The interiors were frescoed in 1549 by Nicolo dell'Abate. The exterior fresco work by Girolamo da Treviso and Prospero Fontana has long decayed. In 1732, the palace was refurbished by Alfonso Torreggiani for the Princesses Benedetta and Amalia d'Este of Modena. His contribution is noted in the window frames of the piano nobile.

The Abate frescoes were destroyed by Torregiani's reconstruction. The art collector Giacomo Bartolomeo Beccari asked the painter Domenico Fratta to copy the frieze and frescoes, however these copies were stolen from the Institute of Science of Bologna where they were kept. A copy of the copies were made for Giovanni Battista Venturi, and these were rediscovered in 1929 in the Biblioteca Comunale of Reggio Emilia.

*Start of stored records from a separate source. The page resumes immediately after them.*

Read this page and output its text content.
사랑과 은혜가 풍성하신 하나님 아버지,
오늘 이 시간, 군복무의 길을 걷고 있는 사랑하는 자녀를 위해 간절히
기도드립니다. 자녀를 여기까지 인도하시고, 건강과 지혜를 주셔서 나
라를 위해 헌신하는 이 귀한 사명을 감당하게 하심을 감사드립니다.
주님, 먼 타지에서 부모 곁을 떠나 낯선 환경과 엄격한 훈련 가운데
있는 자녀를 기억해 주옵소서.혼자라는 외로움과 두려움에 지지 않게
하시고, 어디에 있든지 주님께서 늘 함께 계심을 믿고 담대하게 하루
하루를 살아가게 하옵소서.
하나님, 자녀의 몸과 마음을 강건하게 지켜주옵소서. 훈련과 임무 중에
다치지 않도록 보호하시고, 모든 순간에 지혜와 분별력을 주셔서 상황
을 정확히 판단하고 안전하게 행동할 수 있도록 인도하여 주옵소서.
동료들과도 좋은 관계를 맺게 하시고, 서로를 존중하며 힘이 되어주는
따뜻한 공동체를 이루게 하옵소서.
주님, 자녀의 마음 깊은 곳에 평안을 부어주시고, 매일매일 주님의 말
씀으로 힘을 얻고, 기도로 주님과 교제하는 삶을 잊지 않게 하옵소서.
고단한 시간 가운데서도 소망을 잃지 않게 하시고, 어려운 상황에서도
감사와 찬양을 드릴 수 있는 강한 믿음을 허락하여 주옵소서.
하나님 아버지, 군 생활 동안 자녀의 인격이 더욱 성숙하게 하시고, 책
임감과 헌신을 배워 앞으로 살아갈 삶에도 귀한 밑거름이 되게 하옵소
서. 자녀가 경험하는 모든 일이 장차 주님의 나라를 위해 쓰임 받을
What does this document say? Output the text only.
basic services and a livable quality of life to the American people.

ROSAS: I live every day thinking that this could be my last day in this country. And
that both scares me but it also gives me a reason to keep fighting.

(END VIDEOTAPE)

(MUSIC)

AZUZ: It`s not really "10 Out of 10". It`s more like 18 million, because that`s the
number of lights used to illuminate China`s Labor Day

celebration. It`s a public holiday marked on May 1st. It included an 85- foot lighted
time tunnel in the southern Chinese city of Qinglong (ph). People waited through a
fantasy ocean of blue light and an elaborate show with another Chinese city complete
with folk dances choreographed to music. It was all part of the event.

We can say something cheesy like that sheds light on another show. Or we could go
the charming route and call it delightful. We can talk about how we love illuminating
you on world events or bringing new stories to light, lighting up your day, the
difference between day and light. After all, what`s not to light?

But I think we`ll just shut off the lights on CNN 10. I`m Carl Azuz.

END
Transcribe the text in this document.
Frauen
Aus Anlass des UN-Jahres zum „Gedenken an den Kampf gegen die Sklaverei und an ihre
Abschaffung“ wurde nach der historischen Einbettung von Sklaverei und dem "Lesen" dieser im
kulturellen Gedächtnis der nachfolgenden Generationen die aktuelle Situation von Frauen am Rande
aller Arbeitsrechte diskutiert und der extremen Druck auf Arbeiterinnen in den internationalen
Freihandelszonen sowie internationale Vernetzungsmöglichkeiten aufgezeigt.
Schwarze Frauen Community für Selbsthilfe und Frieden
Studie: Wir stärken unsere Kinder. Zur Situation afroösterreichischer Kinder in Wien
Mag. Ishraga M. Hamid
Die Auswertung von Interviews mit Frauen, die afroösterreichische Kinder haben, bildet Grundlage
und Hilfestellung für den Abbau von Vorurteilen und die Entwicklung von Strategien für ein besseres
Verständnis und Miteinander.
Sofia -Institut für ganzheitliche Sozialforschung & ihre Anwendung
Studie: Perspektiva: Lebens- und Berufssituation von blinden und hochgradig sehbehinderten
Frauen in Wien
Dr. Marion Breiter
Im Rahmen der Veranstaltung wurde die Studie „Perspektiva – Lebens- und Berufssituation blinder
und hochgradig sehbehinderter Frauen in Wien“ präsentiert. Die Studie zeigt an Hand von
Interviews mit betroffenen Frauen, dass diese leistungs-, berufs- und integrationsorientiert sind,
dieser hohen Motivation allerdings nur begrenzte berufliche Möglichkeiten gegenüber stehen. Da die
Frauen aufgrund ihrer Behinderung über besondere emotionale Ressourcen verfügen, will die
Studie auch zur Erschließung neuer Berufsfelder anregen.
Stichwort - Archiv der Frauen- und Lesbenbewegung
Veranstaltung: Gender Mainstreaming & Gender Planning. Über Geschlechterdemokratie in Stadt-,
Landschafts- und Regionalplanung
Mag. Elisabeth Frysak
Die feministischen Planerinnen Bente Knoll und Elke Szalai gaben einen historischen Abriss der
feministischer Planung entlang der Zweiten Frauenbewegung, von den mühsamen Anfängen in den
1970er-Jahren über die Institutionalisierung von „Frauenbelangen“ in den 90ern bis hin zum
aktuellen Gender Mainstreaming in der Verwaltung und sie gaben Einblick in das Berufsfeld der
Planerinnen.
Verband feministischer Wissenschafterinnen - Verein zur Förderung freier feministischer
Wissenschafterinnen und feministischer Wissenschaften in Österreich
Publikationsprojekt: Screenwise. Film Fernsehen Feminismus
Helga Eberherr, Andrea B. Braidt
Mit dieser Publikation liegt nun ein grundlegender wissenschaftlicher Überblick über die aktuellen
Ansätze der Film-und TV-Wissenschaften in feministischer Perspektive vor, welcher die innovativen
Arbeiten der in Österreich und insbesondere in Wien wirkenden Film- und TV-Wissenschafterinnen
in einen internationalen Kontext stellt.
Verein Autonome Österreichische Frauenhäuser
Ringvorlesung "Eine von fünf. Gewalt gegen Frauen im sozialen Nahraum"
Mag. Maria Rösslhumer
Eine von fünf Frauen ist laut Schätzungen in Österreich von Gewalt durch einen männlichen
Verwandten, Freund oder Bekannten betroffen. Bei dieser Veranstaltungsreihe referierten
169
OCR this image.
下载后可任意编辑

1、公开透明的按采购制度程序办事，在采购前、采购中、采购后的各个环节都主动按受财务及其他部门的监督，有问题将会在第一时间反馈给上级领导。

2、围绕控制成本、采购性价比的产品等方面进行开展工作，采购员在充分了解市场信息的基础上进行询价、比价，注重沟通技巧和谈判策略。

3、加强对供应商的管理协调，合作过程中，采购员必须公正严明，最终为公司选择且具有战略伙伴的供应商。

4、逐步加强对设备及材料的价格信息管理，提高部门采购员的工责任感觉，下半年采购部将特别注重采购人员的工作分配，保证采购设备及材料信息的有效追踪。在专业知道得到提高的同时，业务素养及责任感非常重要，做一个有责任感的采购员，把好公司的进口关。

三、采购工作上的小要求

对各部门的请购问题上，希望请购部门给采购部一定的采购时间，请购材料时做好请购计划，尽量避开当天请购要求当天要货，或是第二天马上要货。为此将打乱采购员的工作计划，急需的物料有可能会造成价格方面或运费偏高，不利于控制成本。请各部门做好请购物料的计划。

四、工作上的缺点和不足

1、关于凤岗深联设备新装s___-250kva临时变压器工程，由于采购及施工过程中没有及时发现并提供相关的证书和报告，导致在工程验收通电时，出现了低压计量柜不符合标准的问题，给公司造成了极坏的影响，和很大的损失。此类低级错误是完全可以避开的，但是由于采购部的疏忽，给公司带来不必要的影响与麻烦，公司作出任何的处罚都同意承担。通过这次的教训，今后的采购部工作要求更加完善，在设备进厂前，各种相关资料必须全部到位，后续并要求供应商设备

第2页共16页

Freedburg describes these much praised depiction of historical scenes of ancient Rome and scenes from Orlando Furioso as paintings where he depicted romantic landscapes, battle scenes, and most notably, musical parties of aristocratic contemporaries, of genre-like intimacy and arresting charm... in these works, he became an explicit example of Maniera style.